Site information
- Type: Ballistic missile base
- Owner: R.S. Missile Defense
- Controlled by: Saudi Arabia

Location
- Al Sulayyil ballistic missile base
- Coordinates: 20°42′57″N 45°34′54″E﻿ / ﻿20.71583°N 45.58167°E

Site history
- Built: 1987

= Al Sulayyil ballistic missile base =

Ballistic missile base near Al-Sulayyil, Saudi Arabia

The Al Sulayyil ballistic missile base is a Saudi ballistic missile facility near the town of Al-Sulayyil, 450 km southwest of the Saudi Arabian capital Riyadh.
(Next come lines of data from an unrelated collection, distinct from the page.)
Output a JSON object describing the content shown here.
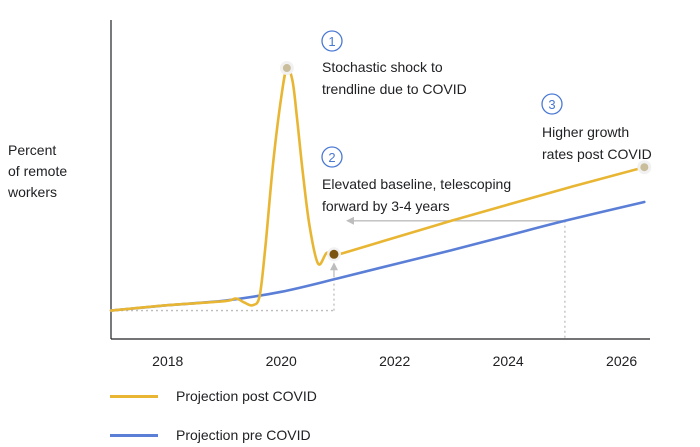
{
  "chart_data": {
    "type": "line",
    "ylabel": "Percent of remote workers",
    "ylabel_lines": [
      "Percent",
      "of remote",
      "workers"
    ],
    "xlabel": "",
    "x_ticks": [
      "2018",
      "2020",
      "2022",
      "2024",
      "2026"
    ],
    "xlim": [
      2017.0,
      2026.5
    ],
    "ylim": [
      0,
      100
    ],
    "grid": false,
    "legend_placement": "bottom-left",
    "colors": {
      "post": "#e8b633",
      "pre": "#5b7fd6",
      "annotation": "#4a79d4",
      "arrow": "#bdbdbd"
    },
    "series": [
      {
        "name": "Projection post COVID",
        "key": "post",
        "x": [
          2017.0,
          2018.0,
          2019.0,
          2019.2,
          2019.35,
          2019.5,
          2019.62,
          2019.72,
          2019.85,
          2020.0,
          2020.1,
          2020.2,
          2020.28,
          2020.38,
          2020.5,
          2020.65,
          2020.8,
          2020.93,
          2021.1,
          2023.0,
          2025.0,
          2026.4
        ],
        "values": [
          6.5,
          8.5,
          10.0,
          11.0,
          9.5,
          8.5,
          12.0,
          30.0,
          60.0,
          86.0,
          97.0,
          92.0,
          78.0,
          58.0,
          38.0,
          24.0,
          28.0,
          27.5,
          28.0,
          40.0,
          52.0,
          60.0
        ]
      },
      {
        "name": "Projection pre COVID",
        "key": "pre",
        "x": [
          2017.0,
          2018.0,
          2019.0,
          2020.0,
          2021.0,
          2022.0,
          2023.0,
          2024.0,
          2025.0,
          2026.4
        ],
        "values": [
          6.5,
          8.5,
          10.2,
          13.5,
          18.5,
          23.8,
          29.0,
          34.5,
          40.0,
          47.0
        ]
      }
    ],
    "key_points": [
      {
        "x": 2020.1,
        "y": 97.0,
        "style": "peak"
      },
      {
        "x": 2020.93,
        "y": 27.5,
        "style": "baseline"
      },
      {
        "x": 2026.4,
        "y": 60.0,
        "style": "end"
      }
    ],
    "annotations": [
      {
        "number": "1",
        "lines": [
          "Stochastic shock to",
          "trendline due to COVID"
        ]
      },
      {
        "number": "2",
        "lines": [
          "Elevated baseline, telescoping",
          "forward by 3-4 years"
        ]
      },
      {
        "number": "3",
        "lines": [
          "Higher growth",
          "rates post COVID"
        ]
      }
    ]
  },
  "legend": [
    {
      "label": "Projection post COVID",
      "color": "#e8b633"
    },
    {
      "label": "Projection pre COVID",
      "color": "#5b7fd6"
    }
  ]
}
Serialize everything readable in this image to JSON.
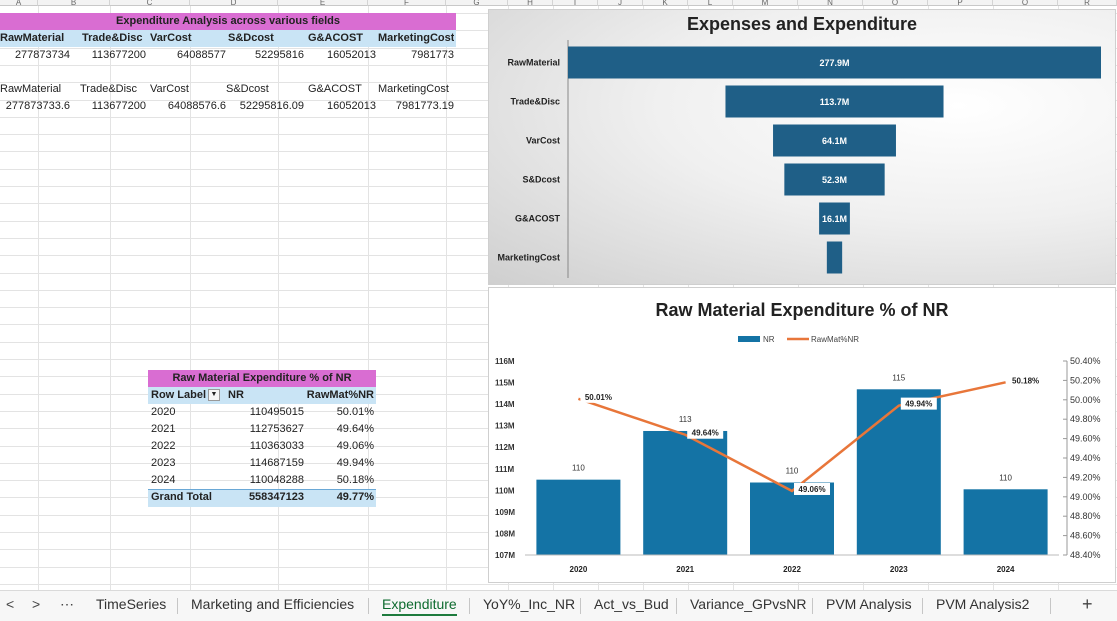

Constructed in 1987–1988, it is the first missile base of the Kingdom.

==Location and layout==
Al-Sulayyil RSSMF base was built in low mountain terrain at coordinates: . The base houses two missile garrisons (a north and a south), with a third area providing housing, maintenance, and administrative functions. The garrisons themselves are located a short distance apart within a secured complex. The administrative and support complexes are outside the security perimeter to the south. The missile garrisons have parking slots for mobile launchers and two large launch pads that are identical to ones that can be seen at Chinese DF-3 (CSS-2) Dongfeng missile bases.
The liquid-fueled DF-3A is an early Chinese nuclear intermediate-range ballistic missile bought by Saudi Arabia in 1987 and is believed to have a range of 4,000 - 5,000 km, with a 2,000 kg warhead.